Из этой общей идеи следуют несколько важных выводов. Во-первых, Ахмадинежад — никакой не герой исламистской бедноты, а самый что ни на есть коррумпированный исламо-фашистский популист, этакий иранский Берлускони, сочетающий в политике саморекламную клоунаду с безжалостной властностью, вызывая неудовольствие даже большинства аятолл. Его демагогические крохи для бедных не должны нас обманывать: за ними стоят не только органы полицейского подавления и весьма вестернизированный аппарат пиара, но и крепкий новый богатый класс, результат коррупции режима (Революционная Гвардия Ирана — это не милиция рабочего класса, это мега-корпорация, самый сильный центр аккумуляции доходов в стране).

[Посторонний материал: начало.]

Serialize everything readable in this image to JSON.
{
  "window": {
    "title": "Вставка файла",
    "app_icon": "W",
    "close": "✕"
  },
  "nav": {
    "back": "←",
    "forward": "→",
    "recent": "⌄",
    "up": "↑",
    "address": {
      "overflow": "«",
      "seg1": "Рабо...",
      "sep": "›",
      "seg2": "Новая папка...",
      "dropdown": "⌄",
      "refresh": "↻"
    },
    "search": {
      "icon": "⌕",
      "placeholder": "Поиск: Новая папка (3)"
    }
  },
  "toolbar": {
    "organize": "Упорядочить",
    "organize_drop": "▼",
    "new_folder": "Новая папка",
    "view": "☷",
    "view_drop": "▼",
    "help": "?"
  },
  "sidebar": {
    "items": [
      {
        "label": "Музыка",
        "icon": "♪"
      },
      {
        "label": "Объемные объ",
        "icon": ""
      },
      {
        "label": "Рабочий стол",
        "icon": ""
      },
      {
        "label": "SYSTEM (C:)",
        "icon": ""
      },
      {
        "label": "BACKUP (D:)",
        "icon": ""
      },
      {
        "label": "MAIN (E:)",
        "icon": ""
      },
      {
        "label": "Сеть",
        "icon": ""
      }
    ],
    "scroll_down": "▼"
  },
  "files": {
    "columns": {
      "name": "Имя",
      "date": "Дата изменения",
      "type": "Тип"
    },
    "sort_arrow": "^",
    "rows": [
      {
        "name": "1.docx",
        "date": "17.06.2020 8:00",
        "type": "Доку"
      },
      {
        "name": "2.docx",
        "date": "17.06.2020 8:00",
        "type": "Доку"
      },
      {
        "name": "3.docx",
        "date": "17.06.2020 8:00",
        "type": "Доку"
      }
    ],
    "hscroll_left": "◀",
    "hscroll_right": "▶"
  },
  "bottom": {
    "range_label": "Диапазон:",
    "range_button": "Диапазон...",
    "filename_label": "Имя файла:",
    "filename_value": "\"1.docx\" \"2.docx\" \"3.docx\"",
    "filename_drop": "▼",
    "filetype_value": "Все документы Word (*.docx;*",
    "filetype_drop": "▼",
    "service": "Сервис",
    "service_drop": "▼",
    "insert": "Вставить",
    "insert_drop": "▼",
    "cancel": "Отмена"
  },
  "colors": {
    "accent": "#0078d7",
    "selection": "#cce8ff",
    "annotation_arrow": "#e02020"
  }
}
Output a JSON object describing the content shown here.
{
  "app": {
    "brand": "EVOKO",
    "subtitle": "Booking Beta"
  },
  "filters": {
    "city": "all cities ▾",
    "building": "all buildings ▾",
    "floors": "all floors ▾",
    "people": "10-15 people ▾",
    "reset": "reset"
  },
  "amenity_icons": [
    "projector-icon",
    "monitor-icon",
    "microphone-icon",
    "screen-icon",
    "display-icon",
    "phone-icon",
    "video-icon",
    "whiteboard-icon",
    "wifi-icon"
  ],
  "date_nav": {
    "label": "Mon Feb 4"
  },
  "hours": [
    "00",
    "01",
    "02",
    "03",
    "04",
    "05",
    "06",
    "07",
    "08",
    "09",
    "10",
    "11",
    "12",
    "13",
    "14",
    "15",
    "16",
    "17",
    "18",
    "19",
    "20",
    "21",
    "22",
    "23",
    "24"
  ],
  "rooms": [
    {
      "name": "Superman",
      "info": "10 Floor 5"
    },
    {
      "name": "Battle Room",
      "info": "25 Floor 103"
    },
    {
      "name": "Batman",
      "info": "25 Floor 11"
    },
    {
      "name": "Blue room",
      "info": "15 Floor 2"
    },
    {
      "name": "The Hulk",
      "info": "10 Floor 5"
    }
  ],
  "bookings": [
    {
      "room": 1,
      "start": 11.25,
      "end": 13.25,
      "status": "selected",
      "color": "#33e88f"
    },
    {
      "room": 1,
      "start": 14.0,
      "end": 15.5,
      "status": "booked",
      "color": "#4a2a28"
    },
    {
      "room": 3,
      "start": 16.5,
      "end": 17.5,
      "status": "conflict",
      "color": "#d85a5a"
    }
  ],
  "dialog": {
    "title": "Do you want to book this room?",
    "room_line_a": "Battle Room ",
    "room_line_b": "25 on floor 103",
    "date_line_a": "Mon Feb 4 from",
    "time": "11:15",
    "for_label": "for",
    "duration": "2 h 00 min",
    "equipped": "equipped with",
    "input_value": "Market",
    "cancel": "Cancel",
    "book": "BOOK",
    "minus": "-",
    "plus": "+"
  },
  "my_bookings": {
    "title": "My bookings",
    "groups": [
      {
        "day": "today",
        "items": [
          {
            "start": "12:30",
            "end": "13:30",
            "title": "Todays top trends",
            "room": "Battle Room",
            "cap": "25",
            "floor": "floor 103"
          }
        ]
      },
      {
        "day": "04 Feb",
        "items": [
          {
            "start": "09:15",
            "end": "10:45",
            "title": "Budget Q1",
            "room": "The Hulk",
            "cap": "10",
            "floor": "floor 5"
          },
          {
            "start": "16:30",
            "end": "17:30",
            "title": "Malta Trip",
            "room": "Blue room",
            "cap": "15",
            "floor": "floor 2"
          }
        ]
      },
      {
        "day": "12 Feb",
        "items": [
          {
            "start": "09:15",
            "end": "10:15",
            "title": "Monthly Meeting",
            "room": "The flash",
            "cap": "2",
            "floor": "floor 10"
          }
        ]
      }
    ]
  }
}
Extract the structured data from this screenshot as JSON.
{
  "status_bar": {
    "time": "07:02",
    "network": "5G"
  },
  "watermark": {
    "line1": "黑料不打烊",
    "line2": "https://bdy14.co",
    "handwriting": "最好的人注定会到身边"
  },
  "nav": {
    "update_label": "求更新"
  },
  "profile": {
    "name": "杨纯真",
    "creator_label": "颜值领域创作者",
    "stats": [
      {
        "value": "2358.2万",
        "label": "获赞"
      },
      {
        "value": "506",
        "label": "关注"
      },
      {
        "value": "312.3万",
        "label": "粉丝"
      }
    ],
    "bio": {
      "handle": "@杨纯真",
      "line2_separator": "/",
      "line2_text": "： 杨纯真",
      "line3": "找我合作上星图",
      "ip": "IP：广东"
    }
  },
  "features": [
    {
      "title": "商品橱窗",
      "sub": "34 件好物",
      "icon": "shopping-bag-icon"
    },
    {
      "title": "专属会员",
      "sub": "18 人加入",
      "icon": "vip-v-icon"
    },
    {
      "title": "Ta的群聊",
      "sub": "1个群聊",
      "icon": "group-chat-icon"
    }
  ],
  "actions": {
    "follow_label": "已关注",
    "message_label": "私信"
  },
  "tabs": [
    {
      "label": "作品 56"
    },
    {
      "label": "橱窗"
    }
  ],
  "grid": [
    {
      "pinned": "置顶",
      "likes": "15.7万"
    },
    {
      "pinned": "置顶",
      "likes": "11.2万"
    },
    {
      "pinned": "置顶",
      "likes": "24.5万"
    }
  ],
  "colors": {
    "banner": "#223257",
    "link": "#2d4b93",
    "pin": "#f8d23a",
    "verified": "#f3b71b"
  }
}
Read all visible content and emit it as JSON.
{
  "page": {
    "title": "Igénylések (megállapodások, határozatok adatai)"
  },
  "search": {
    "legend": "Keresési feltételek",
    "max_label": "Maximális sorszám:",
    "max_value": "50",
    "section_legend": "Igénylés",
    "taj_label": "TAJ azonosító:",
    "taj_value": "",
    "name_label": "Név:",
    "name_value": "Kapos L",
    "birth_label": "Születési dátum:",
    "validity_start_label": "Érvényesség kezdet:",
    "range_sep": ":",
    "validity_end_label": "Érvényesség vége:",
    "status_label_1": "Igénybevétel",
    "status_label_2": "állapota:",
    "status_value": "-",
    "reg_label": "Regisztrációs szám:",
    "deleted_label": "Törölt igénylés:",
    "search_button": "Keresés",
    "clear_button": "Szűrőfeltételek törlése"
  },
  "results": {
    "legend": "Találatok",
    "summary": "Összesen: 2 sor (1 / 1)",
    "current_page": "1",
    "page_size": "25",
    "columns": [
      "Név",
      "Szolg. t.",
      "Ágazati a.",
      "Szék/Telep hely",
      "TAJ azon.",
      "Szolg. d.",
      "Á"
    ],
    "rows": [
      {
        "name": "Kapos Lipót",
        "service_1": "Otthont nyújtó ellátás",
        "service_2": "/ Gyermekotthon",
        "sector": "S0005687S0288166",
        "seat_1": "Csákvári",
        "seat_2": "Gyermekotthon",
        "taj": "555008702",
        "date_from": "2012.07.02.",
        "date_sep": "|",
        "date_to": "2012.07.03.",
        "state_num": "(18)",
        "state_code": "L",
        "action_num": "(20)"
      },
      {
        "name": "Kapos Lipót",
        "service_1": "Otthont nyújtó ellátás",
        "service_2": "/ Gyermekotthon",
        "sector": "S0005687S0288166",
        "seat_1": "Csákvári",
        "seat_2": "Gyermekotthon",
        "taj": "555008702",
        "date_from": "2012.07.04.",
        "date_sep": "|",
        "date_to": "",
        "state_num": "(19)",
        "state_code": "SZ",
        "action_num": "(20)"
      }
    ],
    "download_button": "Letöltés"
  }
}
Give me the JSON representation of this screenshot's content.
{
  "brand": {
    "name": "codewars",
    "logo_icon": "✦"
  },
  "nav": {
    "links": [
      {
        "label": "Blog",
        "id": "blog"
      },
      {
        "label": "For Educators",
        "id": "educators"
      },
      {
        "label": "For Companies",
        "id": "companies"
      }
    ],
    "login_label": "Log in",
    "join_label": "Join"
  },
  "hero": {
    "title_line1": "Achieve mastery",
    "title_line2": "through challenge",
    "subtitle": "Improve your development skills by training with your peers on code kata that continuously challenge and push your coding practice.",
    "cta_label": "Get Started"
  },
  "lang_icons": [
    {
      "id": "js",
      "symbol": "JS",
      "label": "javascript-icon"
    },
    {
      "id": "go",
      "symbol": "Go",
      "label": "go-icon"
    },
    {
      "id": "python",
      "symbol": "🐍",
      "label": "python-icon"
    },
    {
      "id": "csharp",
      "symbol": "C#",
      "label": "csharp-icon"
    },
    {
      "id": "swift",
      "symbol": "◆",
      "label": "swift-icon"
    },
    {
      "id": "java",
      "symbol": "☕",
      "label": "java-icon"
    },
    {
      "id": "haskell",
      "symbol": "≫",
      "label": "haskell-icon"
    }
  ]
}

Во-вторых, надо видеть четкое различие между двумя главными кандидатами, противостоящими Ахмадинежаду, Мехди Карруби и Мусави. Карруби, по сути, реформист, который главным образом предлагает иранскую версию identity politics, предлагая каждой конкретной группе соответствующие улучшения. Другое дело Мусави, его имя — символ возрождения народной мечты, на которую опиралась революция Хоменеи. Пусть эта мечта — утопия, следует признать, что это подлинная утопия самой революции. Это значит, что революцию Хомейни 1979 года нельзя сводить к твердолобым исламистским преемникам, в ней крылось нечто большее. Пора вспомнить невероятный подъем первого года после революции, захватывающий взрыв политического и социального творчества, организационных экспериментов, дебатов среди студентов и обычных людей. Самый тот факт, что этот взрыв пришлось душить, демонстрирует, что революция Хомейни была аутентичным политическим событием, когда на мгновение приоткрылось окно, и в него ворвались неслыханные силы социального преобразования; это было мгновение, когда «все казалось возможным». Далее последовало постепенное закрытие, постепенный захват политического контроля исламским истэблишментом. Во фрейдистских терминах, сегодняшнее протестное движение — это «возвращение подавленного», революции Хомейни.

И, наконец, last but not least, это значит, что в исламе есть подлинный освободительный потенциал — чтобы найти «хороший» ислам, не нужно возвращаться в X век, пример у нас перед глазами.

Будущее не определено — вполне возможно, власти удержат народный взрыв, и койот, не успев упасть в пропасть, обретет почву под ногами. Другое дело, что это уже не будет прежний режим, это будет обычное авторитарное правление, каких много. Но независимо от исхода, нам жизненно важно запомнить, что мы были свидетелями великого эмансипационного события, которое не вписывалось в рамки борьбы прозападных либералов с антизападными фундаменталистами. Если наш циничный прагматизм не даст нам разглядеть это эмансипационное измерение, то мы, Запад, на деле вступим в постдемократическую эру, где нас ждут свои ахмадинежады. Итальянцы с одним уже познакомились, это Берлускони. Остальные ждут в очереди.